On 16 April 1998, Sonko reportedly served about one month of the sentence, then “mysteriously” left Shimo La Tewa. He was reported to have been admitted for treatment at Coast General Hospital, and from there is said to have escaped custody. The prisons authorities later said that he should be charged with escaping from prison and should serve his remaining sentence.

=== 2000 Re-arrest ===
On 15 November 2000, Sonko was reported to have been re-arrested when he was in Industrial Area Remand Prison on other matters. At that point, prison officials identified him as having the 1998 escape / Shimo La Tewa sentence pending. He was moved to Kamiti Maximum Security Prison, and then later to Shimo La Tewa to finish out or at least address the old sentence. In 2001, he filed an appeal arguing that he had already served the time or that the sentence was excessive, especially considering his medical conditions. He claimed HIV-positive, epileptic, tuberculosis and ulcers. On 12 February 2001, the high court reduced the sentence to the period already served, and he was released.

=== 2019 Buruburu Assault ===
In May 2019, Sonko was charged with forcibly and violently entering the property of a private company in buruburu. He was reported to have assaulted 9 individuals together with goons in the 2019 property raid. In March 2024 the case was withdrawn.

=== Corruption charges ===
==== 357 million graft case====
On 6 December 2019, the Director of Public Prosecutions in Kenya issued an arrest warrant against Mike Sonko for various corruption charges during his tenure as a Governor of Nairobi County. He was arrested in Voi. After the arrest, he was detained at Kamiti Maximum Security Prison for a few days and released on December 11, 2019, by anti-corruption court for a bond of Sh30 million or a surety of the same amount or a cash bail of Sh15 million. As a condition for the release, he was barred from accessing office of Nairobi County governor until the case was determined. The Senate impeached him on 17 December 2020.
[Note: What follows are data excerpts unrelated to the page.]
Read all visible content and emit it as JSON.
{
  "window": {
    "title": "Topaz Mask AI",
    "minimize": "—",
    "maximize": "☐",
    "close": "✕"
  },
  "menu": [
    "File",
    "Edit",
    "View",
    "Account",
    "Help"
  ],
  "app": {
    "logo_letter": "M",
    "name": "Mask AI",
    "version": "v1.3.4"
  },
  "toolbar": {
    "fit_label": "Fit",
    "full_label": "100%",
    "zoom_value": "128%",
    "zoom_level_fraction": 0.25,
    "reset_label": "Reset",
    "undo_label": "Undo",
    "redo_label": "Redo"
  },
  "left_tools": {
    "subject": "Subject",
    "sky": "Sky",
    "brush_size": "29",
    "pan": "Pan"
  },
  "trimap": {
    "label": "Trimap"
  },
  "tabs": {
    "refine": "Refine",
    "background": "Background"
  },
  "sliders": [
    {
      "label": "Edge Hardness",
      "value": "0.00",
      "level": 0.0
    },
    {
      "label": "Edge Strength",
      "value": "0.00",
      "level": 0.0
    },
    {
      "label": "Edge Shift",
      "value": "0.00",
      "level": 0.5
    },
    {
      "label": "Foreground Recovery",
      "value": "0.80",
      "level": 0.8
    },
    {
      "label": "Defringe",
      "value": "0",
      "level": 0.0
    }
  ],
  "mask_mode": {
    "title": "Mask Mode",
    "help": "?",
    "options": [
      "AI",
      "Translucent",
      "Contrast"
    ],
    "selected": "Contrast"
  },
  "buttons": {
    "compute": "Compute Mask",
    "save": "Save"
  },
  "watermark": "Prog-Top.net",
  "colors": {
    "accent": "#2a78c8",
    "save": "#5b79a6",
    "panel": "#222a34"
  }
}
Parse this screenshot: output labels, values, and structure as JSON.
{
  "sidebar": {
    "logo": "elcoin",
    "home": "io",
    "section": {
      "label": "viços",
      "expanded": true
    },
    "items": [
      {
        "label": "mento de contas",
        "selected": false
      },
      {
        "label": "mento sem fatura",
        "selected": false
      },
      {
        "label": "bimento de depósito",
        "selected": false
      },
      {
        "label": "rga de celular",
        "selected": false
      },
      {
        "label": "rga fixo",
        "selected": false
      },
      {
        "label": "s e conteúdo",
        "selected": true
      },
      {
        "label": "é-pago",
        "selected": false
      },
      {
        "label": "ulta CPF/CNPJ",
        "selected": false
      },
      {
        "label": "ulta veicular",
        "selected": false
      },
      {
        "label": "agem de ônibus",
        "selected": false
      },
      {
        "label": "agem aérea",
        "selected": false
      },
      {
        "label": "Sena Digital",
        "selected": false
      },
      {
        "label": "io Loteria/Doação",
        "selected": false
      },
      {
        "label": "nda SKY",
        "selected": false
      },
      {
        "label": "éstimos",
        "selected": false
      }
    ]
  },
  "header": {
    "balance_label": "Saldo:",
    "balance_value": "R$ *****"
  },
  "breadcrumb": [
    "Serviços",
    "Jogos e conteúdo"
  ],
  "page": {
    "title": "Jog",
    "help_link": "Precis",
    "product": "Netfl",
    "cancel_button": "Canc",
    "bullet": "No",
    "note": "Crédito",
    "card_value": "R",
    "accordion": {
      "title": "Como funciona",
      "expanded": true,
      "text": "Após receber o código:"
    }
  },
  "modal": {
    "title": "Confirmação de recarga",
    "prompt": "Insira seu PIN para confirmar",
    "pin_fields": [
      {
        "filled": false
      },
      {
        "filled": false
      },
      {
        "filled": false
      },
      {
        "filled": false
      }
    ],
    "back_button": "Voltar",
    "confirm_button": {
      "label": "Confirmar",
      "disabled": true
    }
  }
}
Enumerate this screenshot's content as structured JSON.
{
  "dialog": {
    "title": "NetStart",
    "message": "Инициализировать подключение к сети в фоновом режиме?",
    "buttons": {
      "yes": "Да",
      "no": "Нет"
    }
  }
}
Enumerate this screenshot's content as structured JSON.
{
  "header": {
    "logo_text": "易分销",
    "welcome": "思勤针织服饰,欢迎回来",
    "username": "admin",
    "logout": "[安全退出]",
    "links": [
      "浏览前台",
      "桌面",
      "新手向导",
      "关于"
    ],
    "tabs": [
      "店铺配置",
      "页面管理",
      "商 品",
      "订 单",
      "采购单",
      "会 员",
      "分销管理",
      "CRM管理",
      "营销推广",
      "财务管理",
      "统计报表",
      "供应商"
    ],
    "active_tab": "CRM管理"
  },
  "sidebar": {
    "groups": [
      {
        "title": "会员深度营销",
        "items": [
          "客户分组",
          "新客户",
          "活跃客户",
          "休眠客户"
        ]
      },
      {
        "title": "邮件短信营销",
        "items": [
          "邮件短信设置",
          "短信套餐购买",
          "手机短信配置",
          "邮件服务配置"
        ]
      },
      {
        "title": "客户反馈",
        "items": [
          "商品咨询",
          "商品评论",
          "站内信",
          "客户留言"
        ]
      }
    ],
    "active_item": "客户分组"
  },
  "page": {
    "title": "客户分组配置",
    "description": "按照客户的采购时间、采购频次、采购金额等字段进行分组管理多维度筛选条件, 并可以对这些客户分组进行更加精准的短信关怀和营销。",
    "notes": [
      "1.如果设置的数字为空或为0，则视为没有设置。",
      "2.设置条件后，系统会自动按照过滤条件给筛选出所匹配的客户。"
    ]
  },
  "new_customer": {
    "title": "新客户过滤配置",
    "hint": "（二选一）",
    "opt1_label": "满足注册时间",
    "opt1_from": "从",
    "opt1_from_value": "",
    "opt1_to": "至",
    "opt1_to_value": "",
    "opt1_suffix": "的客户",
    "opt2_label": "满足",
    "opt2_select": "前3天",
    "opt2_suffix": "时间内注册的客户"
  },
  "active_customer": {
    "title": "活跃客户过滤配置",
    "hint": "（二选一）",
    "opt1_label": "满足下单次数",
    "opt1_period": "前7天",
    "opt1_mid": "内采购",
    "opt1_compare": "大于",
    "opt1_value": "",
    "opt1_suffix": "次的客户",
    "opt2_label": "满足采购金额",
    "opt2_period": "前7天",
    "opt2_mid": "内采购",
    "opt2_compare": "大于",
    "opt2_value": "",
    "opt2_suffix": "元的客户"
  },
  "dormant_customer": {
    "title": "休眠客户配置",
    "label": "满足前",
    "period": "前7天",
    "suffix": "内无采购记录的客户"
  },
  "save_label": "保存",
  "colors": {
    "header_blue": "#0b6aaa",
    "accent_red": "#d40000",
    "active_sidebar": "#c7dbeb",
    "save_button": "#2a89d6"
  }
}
==== 24 million graft case====

In December 2019, Sonko was accused of extortion of Ksh 10 million to facilitate payment to a software company while he was governor of Nairobi. He was charged with abuse of office and conflict of interest. In January 2025, a high court ruled that Sonko has a case to answer in the 24 million graft case. His acquittal in the case was set aside and a new trial ordered under another magistrate.

==== 20 million graft case====

In January 2020, Sonko was charged with money laundering, conflict of interest, fraudulent acquisition of public property, and conspiracy to commit an offense of corruption. In December 2022, Sonko was acquitted by a magistrate's court due to defective charges. In December 2024, a high court overturned Sonko's acquittal in the matter due to reliance on an old charge sheet instead of an amended charge sheet.

=== US Travel ban ===
Due to involvement in corruption, the U.S. Department of State designated him and his wife Primrose Mwelu Nyamu Mbuvi; their daughters Saumu Agnes Mbuvi and Salma Wanjiru Mbuvi, and Sonko's minor child in March 2022 as ineligible for entry into the United States.

==Personal life==
===Recognition===
In August 2019, Sonko was awarded an honorary degree of excellence from European Digital University (EDU) in recognition of his goodwill and contribution to the community.